我使用的是vb.net2005,在网上找过不少获取网页源代码的方法
如:
1)使用webbrowser控件,代码如下
RichTextBox1.Text = WebBrowser1.Document.Body.InnerHtml
(以下是以.html格式保存)
Me.SaveFileDialog1.Filter = "web档案,单个文件(*.mht)|*.mht|web档案,仅HTML(*.htm,*.html)|*.html"
Me.SaveFileDialog1.ShowDialog()
Me.SaveFileDialog1.FileName = Me.WebBrowser1.Document.Title.ToString
Dim path As String = Me.SaveFileDialog1.FileName + ".html"
Dim fs As New StreamWriter(path)
fs.Write(RespHTML)
点击打开后为什么是一堆乱码啊?
2)用System.Net命空间下的HttpWebRequest来取得,代码如下
Dim url As String="http://www.163.com/"
Dim httpReq As System.Net.HttpWebRequest
Dim httpResp As System.Net.HttpWebResponse
Dim httpURL As New System.Uri(url)
httpReq = CType(WebRequest.Create(httpURL), HttpWebRequest)
httpReq.Method = "GET"
httpResp = CType(httpReq.GetResponse(), HttpWebResponse)
httpReq.KeepAlive = False
Dim reader As StreamReader =New StreamReader(httpResp.GetResponseStream,System.Text.Encoding.GetEncoding(-0))
Dim respHTML As String = reader.ReadToEnd()
(以下是以.html格式保存)
Me.SaveFileDialog1.Filter = "web档案,单个文件(*.mht)|*.mht|web档案,仅HTML(*.htm,*.html)|*.html"

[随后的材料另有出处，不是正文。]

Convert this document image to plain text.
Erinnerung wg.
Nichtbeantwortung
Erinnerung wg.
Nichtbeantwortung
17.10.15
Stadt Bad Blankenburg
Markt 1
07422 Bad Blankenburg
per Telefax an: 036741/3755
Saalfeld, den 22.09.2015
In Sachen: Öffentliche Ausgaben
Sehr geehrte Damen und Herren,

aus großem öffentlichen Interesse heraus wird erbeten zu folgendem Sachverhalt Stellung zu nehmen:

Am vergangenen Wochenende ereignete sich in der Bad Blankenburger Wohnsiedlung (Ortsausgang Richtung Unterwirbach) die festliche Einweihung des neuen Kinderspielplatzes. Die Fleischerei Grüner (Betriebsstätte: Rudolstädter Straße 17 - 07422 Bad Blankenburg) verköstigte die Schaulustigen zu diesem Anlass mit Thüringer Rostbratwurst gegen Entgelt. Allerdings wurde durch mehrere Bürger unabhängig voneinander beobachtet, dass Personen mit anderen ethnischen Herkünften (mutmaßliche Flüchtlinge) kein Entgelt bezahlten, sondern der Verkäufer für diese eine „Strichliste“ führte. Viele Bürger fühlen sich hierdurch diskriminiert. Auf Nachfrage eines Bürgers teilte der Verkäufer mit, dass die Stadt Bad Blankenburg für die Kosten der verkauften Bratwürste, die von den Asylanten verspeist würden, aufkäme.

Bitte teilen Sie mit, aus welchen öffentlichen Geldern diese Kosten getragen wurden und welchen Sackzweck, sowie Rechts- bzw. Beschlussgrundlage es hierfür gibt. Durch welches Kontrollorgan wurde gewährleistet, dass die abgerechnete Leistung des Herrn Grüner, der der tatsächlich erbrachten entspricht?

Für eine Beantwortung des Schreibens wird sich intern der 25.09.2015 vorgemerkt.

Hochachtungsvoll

Me.SaveFileDialog1.ShowDialog()
Me.SaveFileDialog1.FileName = Me.WebBrowser1.Document.Title.ToString
Dim path As String = Me.SaveFileDialog1.FileName + ".html"
Dim fs As New StreamWriter(path)
fs.Write(RespHTML)
按道理说 System.Text.Encoding.GetEncoding(-0))这一段代码就是用来自动调整网页的编码,可是出来的效果依然是一堆乱码
现在都试了好多种了,全部都是一样的效果,实在无奈的说……请各位大哥麻烦帮忙纠正一下代码里面的错误或者发一下另外的获取网页源代码的方法。有时候觉得很麻烦,现在网络上哪怕是vb.net2003的代码,拿到vb.net2005里面用也会出现错误……而这些错误就连vb.net2005里面的纠错功能也无能为力……为了获取网页源代码这个问题我搞了整整一个月都搞不好……真烦哪……
[解决办法]
汗,困了
明天看
用webbrowers去获得body.innerhtml只是body的html,并非是整个源代码